To this I say: yes Ford was always a folksy straight-talker, a style we tend to mock in normal times and praise in a crisis. But he wasn’t always a good sport.
That is what’s different about our Ford at present: his sportsmanship. Even his most stalwart haters have to admit it’s remarkable that a leader who once sought to rebrand Ontario in his party’s image (remember those Tory blue licence plates?) has emerged as a model of bipartisanship co-operation.

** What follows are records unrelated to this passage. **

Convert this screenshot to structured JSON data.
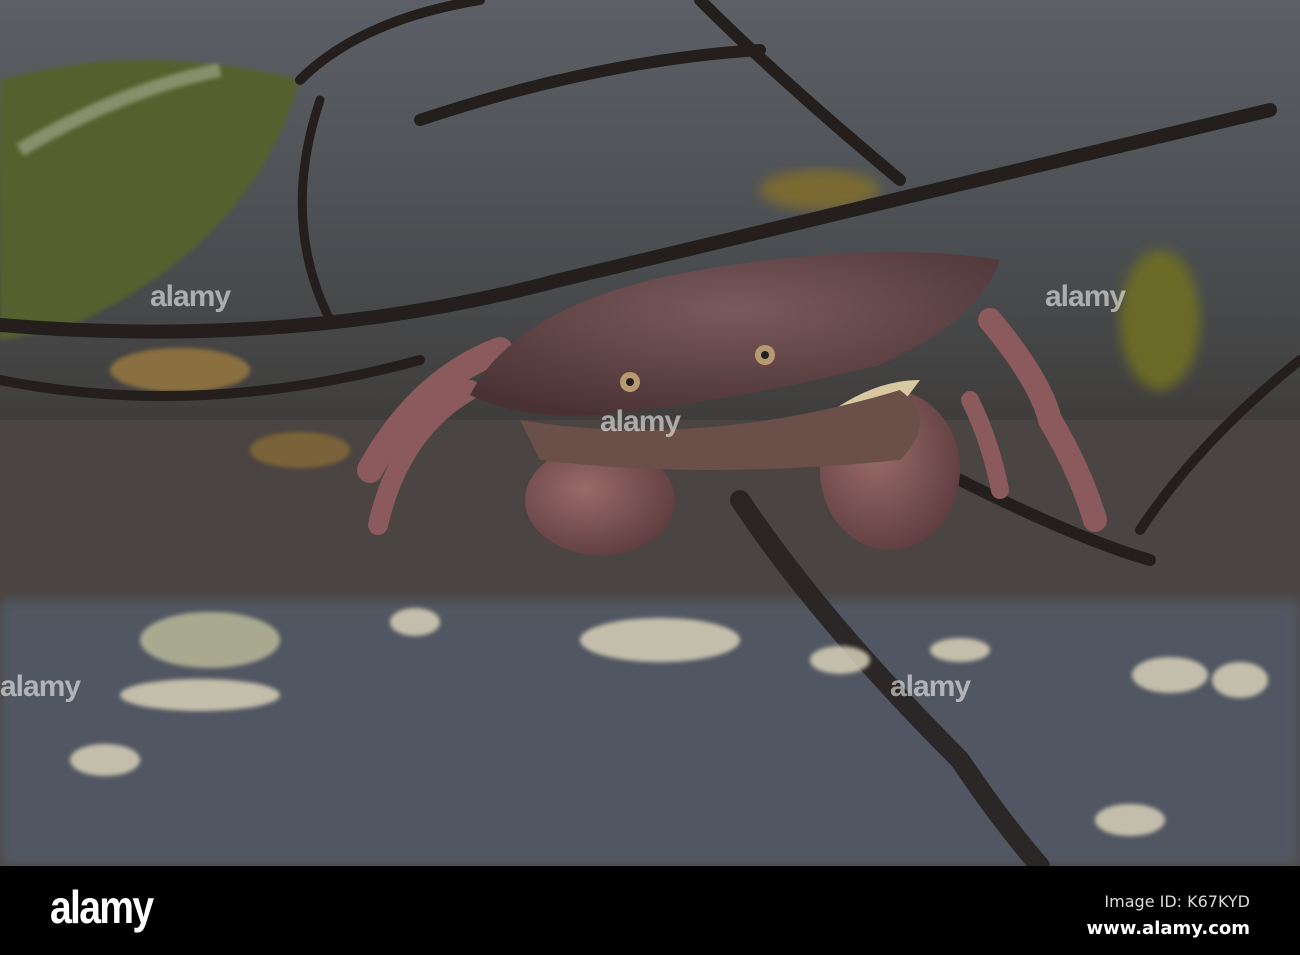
{
  "photo": {
    "subject": "crab",
    "colors": {
      "shell": "#6a4a4c",
      "kelp": "#2a2422",
      "leaf": "#5a6030",
      "rock": "#3e3a38"
    }
  },
  "watermark": {
    "text": "alamy"
  },
  "footer": {
    "logo": "alamy",
    "image_id": "Image ID: K67KYD",
    "site": "www.alamy.com"
  }
}
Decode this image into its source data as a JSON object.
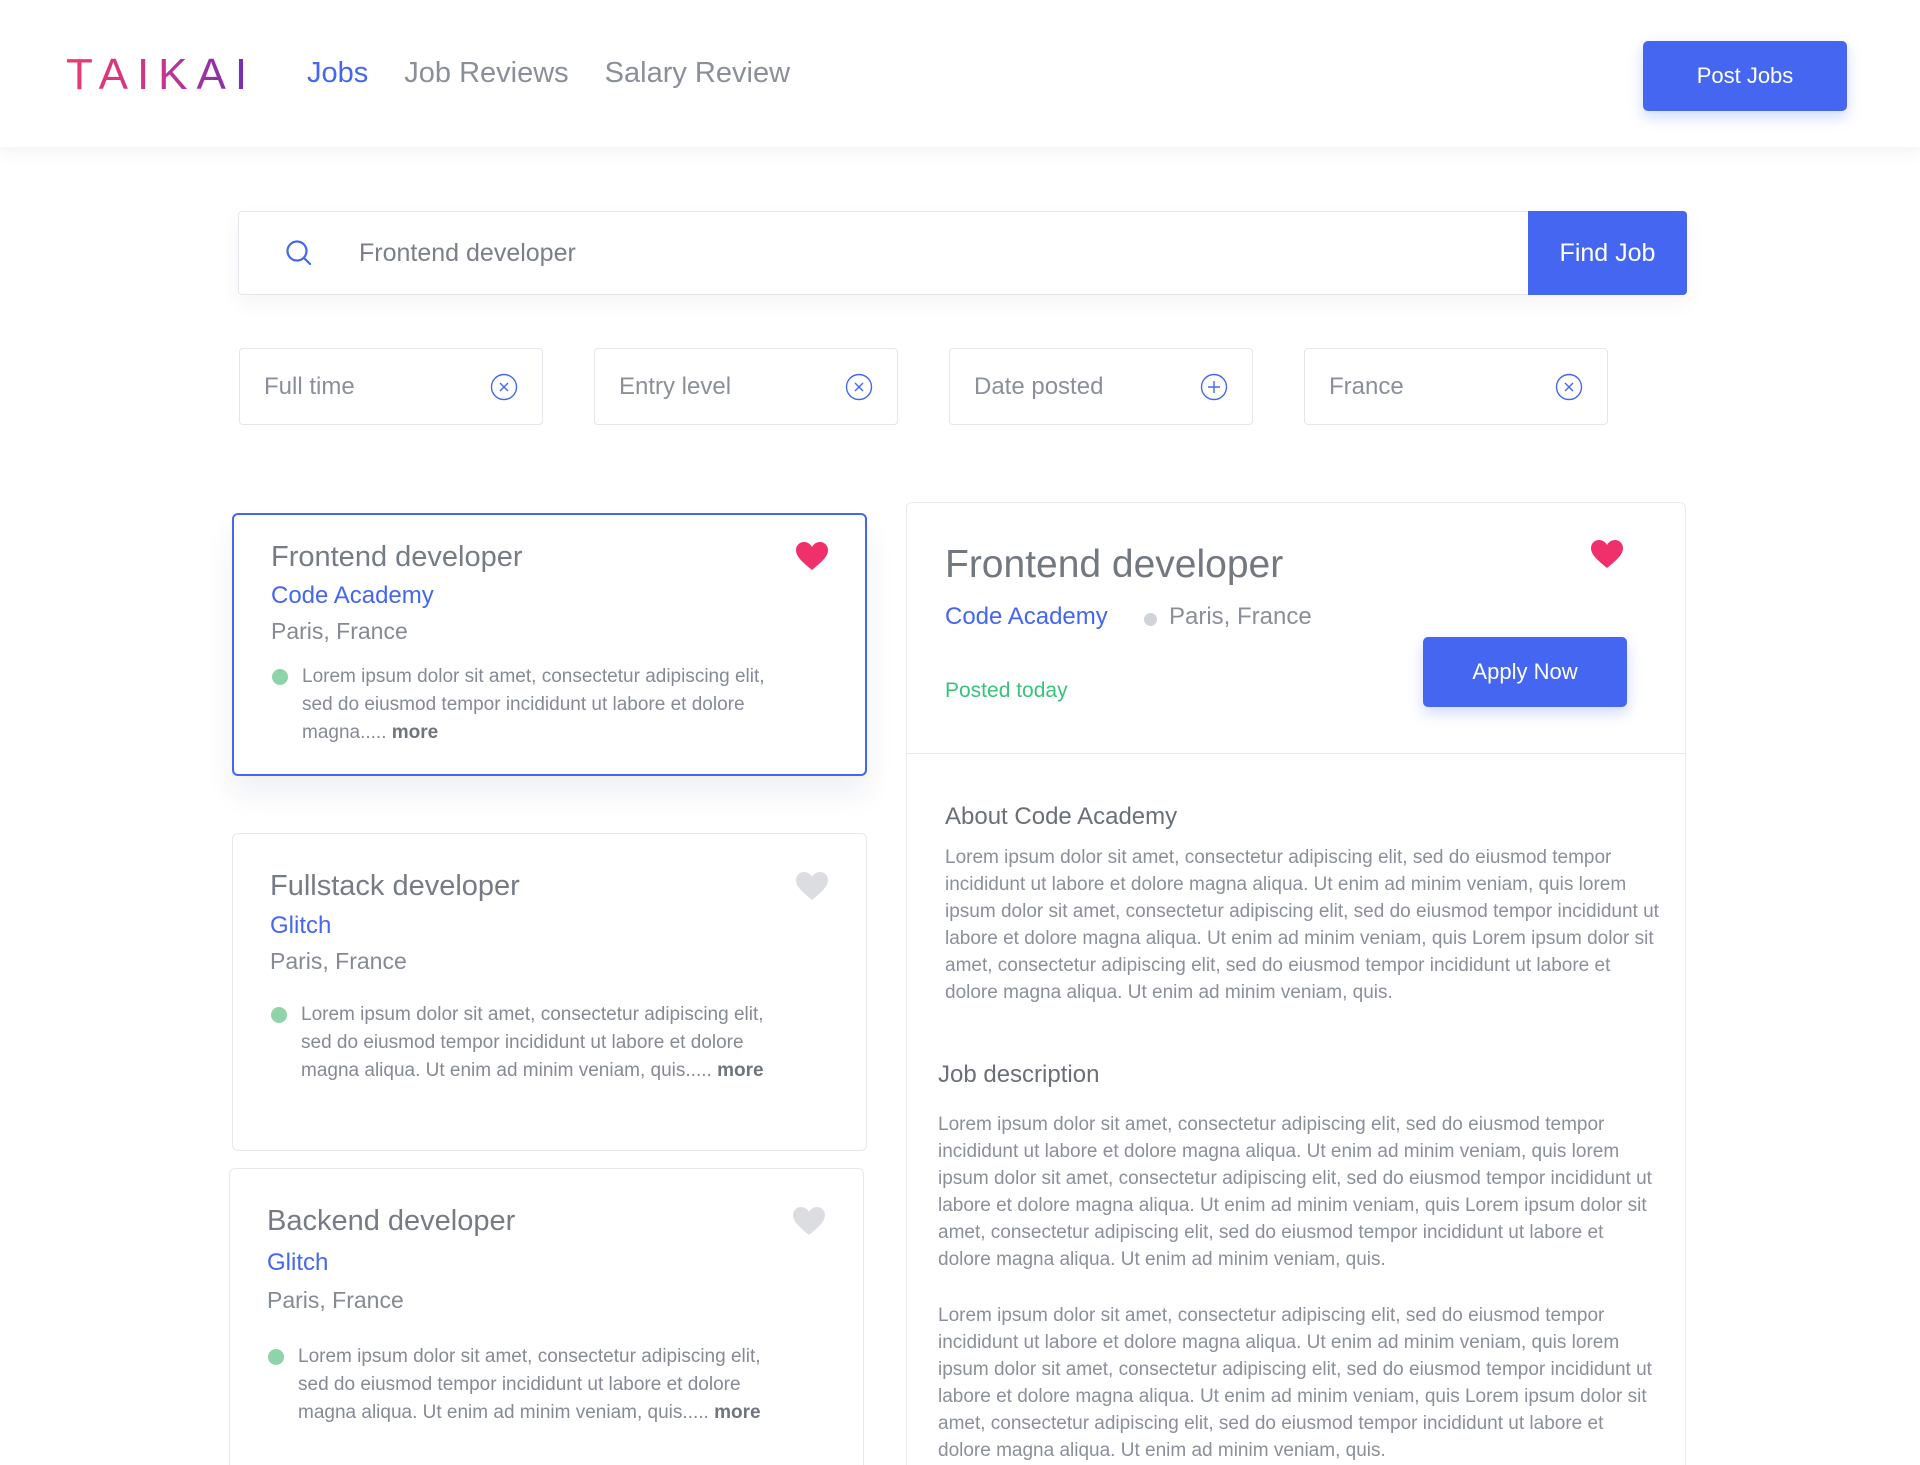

In March, he praised Prime Minister Justin Trudeau for banning non-essential travel across the U.S. border. Last month, he and deputy prime minister Chrystia Freeland told the Star’s Susan Delacourt that they provide “therapy” to one another on the phone. “Some of the daily struggles that we go through are quite similar and so sometimes when we talk we’ll just say, ‘this is our therapy session,’ ” Freeland told Delacourt. This week during a press conference, the premier said he was not in the
“mood” for partisanship.
Perhaps few are. I know I’m not. I don’t have the energy to summon anger for people I disagree with about things not currently relevant to my safety and the safety of my family. A pandemic has a way of dwarfing differences that once felt large. I wouldn’t be surprised if a recent uptick in popularity for political leaders is linked directly to their willingness for co-operation. When leaders give credit where credit is due, they look like honest brokers who desire change more than personal or party gain.
Imagine if hopefuls for the leadership of the federal Conservative party tried this method on for size instead of their recent tactics: xenophobic accusations of dual loyalty, email blast blunders and other cartoonish negative messaging about the opposition.
To assume the goodwill of your opponents even if you vehemently disagree with their ideas might be a hard thing to do. But what do you know: it’s actually popular. If our politicians — on both sides — take any lesson from leading in a pandemic let it be this: it’s OK to give the other guy a boost now and then.